Ravenna squared her shoulders. “As I came here to tell you news, I will not remain more than a minute. I don’t want to see you any more than you want to see me.”

He pushed away from the tree. “Ravenna—”

“No.” She thrust up a hand. “Don’t say anything, I beg of you. I hope only that you remember very little of it.” She added, “Preferably nothing at all.”

“Sebastiao told me what you did. I am grateful.”

She nodded, unable to ask what she wished. “I discovered a guard—one of those that watch the castle gate—with Lady Grace in the armor room not an hour ago. When I came upon them she was protesting, but afterward she vowed to me that she had invited his attentions. I don’t believe her. He did no real harm to her, I think, but she was distressed and her gown was torn. If she did invite him, it was not because she wished it.”

He stepped closer to her. “Did you tell any other of this? The prince?”

“Not yet. Mr. Pettigrew took her in hand and I looked for you, to be told that you had already left the castle. You are remarkably quick to recover.”

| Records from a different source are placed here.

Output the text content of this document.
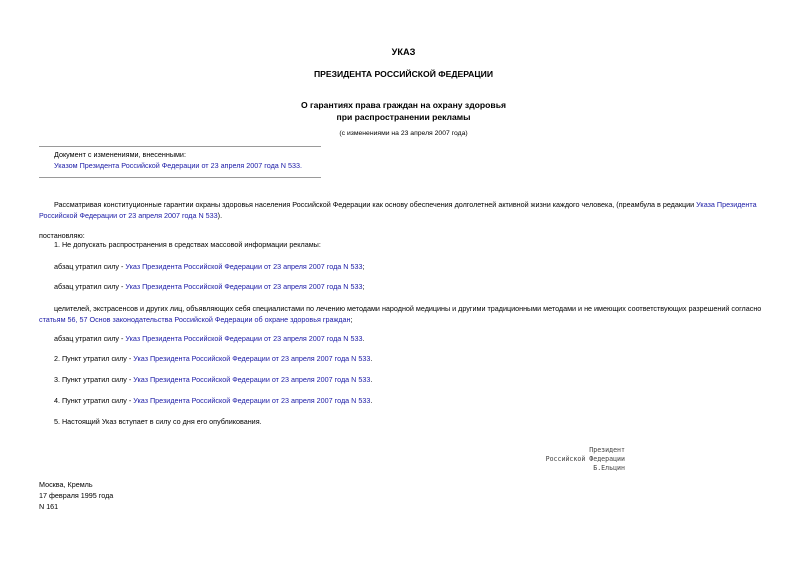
УКАЗ
ПРЕЗИДЕНТА РОССИЙСКОЙ ФЕДЕРАЦИИ
О гарантиях права граждан на охрану здоровья
при распространении рекламы
(с изменениями на 23 апреля 2007 года)
Документ с изменениями, внесенными:
Указом Президента Российской Федерации от 23 апреля 2007 года N 533.
Рассматривая конституционные гарантии охраны здоровья населения Российской Федерации как основу обеспечения долголетней активной жизни каждого человека, (преамбула в редакции Указа Президента Российской Федерации от 23 апреля 2007 года N 533).
постановляю:
1. Не допускать распространения в средствах массовой информации рекламы:
абзац утратил силу - Указ Президента Российской Федерации от 23 апреля 2007 года N 533;
абзац утратил силу - Указ Президента Российской Федерации от 23 апреля 2007 года N 533;
целителей, экстрасенсов и других лиц, объявляющих себя специалистами по лечению методами народной медицины и другими традиционными методами и не имеющих соответствующих разрешений согласно статьям 56, 57 Основ законодательства Российской Федерации об охране здоровья граждан;
абзац утратил силу - Указ Президента Российской Федерации от 23 апреля 2007 года N 533.
2. Пункт утратил силу - Указ Президента Российской Федерации от 23 апреля 2007 года N 533.
3. Пункт утратил силу - Указ Президента Российской Федерации от 23 апреля 2007 года N 533.
4. Пункт утратил силу - Указ Президента Российской Федерации от 23 апреля 2007 года N 533.
5. Настоящий Указ вступает в силу со дня его опубликования.
Президент
Российской Федерации
Б.Ельцин
Москва, Кремль
17 февраля 1995 года
N 161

“I don’t believe the poison was meant to kill, only to incapacitate.”

He hadn’t been in the least bit incapacitated in the stable. Rather, the opposite. Her body remembered it now with delicious little thrills. She pressed down upon the sensations.

“Did anyone see you leave the castle?” he said.

“The guards at the gate, of course, and my progress up the road to the path may have been noticed by villagers if their attention was pointed in that direction. Likewise someone at a north-facing window in the castle. Do you suspect that the same person who put the drug in the wine is watching me today?”

“I have no reason to suspect otherwise.”

His brother’s name hung between them unspoken.

“What if the drug had been intended for someone else?” she said.

“Do you believe it was?”

“I don’t know. But I don’t see any reason why someone would wish me incapacitated. Except the most obvious reason.” She looked away and to the ground. “He is enamored of Miss Dijon. He challenged Martin Anders for the sake of her honor. He was turning pages for her at the piano only half an hour before I encountered him in the stable.” She looked up at him. “Do you truly believe your brother would have left her to come seduce me?”

His face seemed severe in the pale light. “I do not wish to. But I would not have you harmed. I will consider all possible threats to you and take whatever action necessary to protect you.”

Her heart turned over.

“Do you—” Her throat caught.

He touched her chin and another half step brought him to her. Slowly, his gaze traveled her features. “Do I?”

“Do you remember what happened between us in the stable?” she forced out. “What the drug caused you to do?”

His palm curved around her jaw and his thumb stroked across her cheek. “I remember. And I can assure you that I would have done the same if I had not been drugged.”

“The same—as in, recoiling in horror when you discovered I was a virgin?”

The crease ticked in his cheek. He bent his head and whispered across her lips, “Guess again.”





Chapter 16



The New Promise


He touched his lips to hers so gently that for a moment she ceased to breathe.

Then he kissed her. She tasted no wine or other spirit, only warmth and his desire. He held her face between his hands and made of their mouths a tender, passionate coupling, with every caress a deeper meeting of lips and tongues until her knees grew weak and she reached for him. He drew her against him. Then Ravenna discovered what it was to be touched on her shoulders and back, to be held with broad, strong hands as though she were delicate crystal that at any moment might shatter. Thrilling. Intoxicating. Humbling. It was as though he wished to show her that he believed her to be a lady.